Edit: I was using fopen in text mode

如果你对这篇内容有疑问,欢迎到本站社区发帖提问 参与讨论,获取更多帮助,或者扫码二维码加入 Web 技术交流群。

扫码二维码加入Web技术交流群

发布评论

需要 登录 才能够评论, 你可以免费 注册 一个本站的账号。

评论(5

痴梦一场 2024-07-25 00:05:36

您将看到“文本”文件和“二进制”文件之间的区别。 当文件以文本模式打开时(fopen 第二个参数中没有“b”),stdio 库可以(实际上必须)根据操作系统的文本文件约定解释文件的内容。 例如,在 Windows 中,一行以 \r\n 结尾,并且 stdio 将其转换为单个 \n,因为这是 C 约定。 写入文本文件时,单个 \n 的输出为 \r\n。

这使得编写处理文本文件的可移植 C 程序变得更加容易。 然而,一些细节变得复杂,fseeking 就是其中之一。 因此,C 标准仅在几种情况下在文本文件中定义 fseek:到最开头、到最后、到当前位置以及到使用 ftell 检索到的上一个位置。 换句话说,您无法计算要查找文本文件的位置。 或者你可以,但你必须自己处理所有特定于平台的细节。

或者,您可以使用二进制文件并自己进行行结束转换。 再次,可移植性受到影响。

就您而言,如果您只想返回到上次执行 fscancf 的位置,最简单的方法是在 fscanf 之前使用 ftell。

You're seeing the difference between a "text" and a "binary" file. When a file is opened in text mode (no 'b' in the fopen second argument), the stdio library may (indeed, must) interpret the contents of the file according to the operating system's conventions for text files. For example, in Windows, a line ends with \r\n, and this gets translated to a single \n by stdio, since that is the C convention. When writing to a text file, a single \n gets output as \r\n.

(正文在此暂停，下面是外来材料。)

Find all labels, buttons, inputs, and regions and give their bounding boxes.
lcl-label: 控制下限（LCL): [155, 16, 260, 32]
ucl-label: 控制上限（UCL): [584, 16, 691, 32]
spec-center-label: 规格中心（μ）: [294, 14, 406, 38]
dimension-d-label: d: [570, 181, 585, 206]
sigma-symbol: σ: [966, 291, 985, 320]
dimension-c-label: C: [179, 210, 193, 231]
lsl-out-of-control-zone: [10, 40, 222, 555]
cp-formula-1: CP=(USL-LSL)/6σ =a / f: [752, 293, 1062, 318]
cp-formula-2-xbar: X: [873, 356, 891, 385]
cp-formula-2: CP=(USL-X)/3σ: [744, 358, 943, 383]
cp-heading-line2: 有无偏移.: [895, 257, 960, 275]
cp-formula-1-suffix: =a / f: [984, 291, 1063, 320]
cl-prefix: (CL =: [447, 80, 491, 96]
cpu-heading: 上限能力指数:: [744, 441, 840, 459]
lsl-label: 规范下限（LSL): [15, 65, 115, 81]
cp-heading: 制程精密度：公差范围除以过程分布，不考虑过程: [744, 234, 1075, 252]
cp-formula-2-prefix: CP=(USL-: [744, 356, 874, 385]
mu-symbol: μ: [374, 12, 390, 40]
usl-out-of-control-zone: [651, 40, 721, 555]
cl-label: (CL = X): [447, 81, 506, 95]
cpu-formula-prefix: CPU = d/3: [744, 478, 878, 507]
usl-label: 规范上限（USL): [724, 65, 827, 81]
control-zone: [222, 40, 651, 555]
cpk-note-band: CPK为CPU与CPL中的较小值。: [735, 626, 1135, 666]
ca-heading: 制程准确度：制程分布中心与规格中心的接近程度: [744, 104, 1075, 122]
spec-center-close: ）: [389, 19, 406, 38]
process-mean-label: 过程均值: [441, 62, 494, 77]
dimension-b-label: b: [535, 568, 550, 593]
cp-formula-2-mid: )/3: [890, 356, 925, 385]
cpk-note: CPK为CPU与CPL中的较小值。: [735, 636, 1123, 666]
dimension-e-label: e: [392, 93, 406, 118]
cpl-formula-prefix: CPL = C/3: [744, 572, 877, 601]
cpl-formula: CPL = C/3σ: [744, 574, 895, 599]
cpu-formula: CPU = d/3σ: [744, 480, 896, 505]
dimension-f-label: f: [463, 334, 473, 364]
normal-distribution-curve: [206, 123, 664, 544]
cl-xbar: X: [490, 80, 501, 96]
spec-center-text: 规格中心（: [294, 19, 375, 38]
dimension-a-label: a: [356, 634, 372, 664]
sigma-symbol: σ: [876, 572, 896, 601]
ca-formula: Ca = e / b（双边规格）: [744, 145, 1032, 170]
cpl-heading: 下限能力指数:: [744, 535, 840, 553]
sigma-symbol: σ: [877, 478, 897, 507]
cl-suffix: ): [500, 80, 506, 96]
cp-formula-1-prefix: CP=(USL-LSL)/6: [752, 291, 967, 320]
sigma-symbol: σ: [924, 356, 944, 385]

This makes it easier to write portable C programs that handle text files. Some details become complicated, however, and fseeking is one of them. Because of this, the C standard only defines fseek in text files in a few cases: to the very beginning, to the very end, to the current position, and to a previous position that has been retrieved with ftell. In other words, you can't compute a location to seek to for text files. Or you can, but you have to take care of the all the platform-specific details yourself.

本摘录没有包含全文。